Not to be outdone by the Dutch, Latin American holiday meals feature plenty of sweets and an array of desserts. Arroz Con Leche, rice puddings are found across all Latin American countries, even though recipes vary greatly between borders given a preference for either, boiled or baked, and the regional varieties of milk and spices available. And, with dough being a primary ingredient of ethnic holiday desserts around the globe, fried dough fritters call Buñuelos are also a traditional Christmas dish sprinkled with cinnamon and drizzled with piloncillo syrup (boiled sugar juice). All these delicious goodies are washed down with refreshing mixed drinks that bring about holiday cheer like Coquito, similar to eggnog with rum.

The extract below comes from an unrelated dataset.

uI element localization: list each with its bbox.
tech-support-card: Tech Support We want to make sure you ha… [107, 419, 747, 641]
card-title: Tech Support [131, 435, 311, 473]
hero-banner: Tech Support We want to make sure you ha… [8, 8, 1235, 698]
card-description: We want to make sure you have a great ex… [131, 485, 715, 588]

As much as the authenticity of ingredients, flavors and food preparation traditions are celebrated with crowds of family all over the world, nowhere in world is the prospect of a new year bringing good luck and prosperity literally connected to food than in my native homeland of Greece.

The heralded vasilopita sweet bread-cake features a hidden coin which brings year-long good luck to the receiver. Cut and served in the presence of all family members and friends on New Year’s Day, the dessert is the culmination of a 40-day Christmas fast and the symbolic start to a festive new year. January 1st is the name day celebration of St. Basil (Vasilios – the Great Martyr 329 AD) whom the dessert is named after. On the same day, the Orthodox celebration of the Epiphany or Theophany, the manifestation of Christ through his baptism brings hope and an enthusiastic optimism for a new awakening in a new year.

No matter what our individual beliefs are or our spiritual and religious affiliations, it is certain that food not only nourishes our body’s need for living, it also connects us to our heritage while defining our legacy. What was your favorite holiday dish and what memories did it conjure?

May 2021 bring you all, sustainable health, and exponential prosperity in all your endeavors. “Kali Orexhi” (bon appetite in Greek) for an amazing New Year.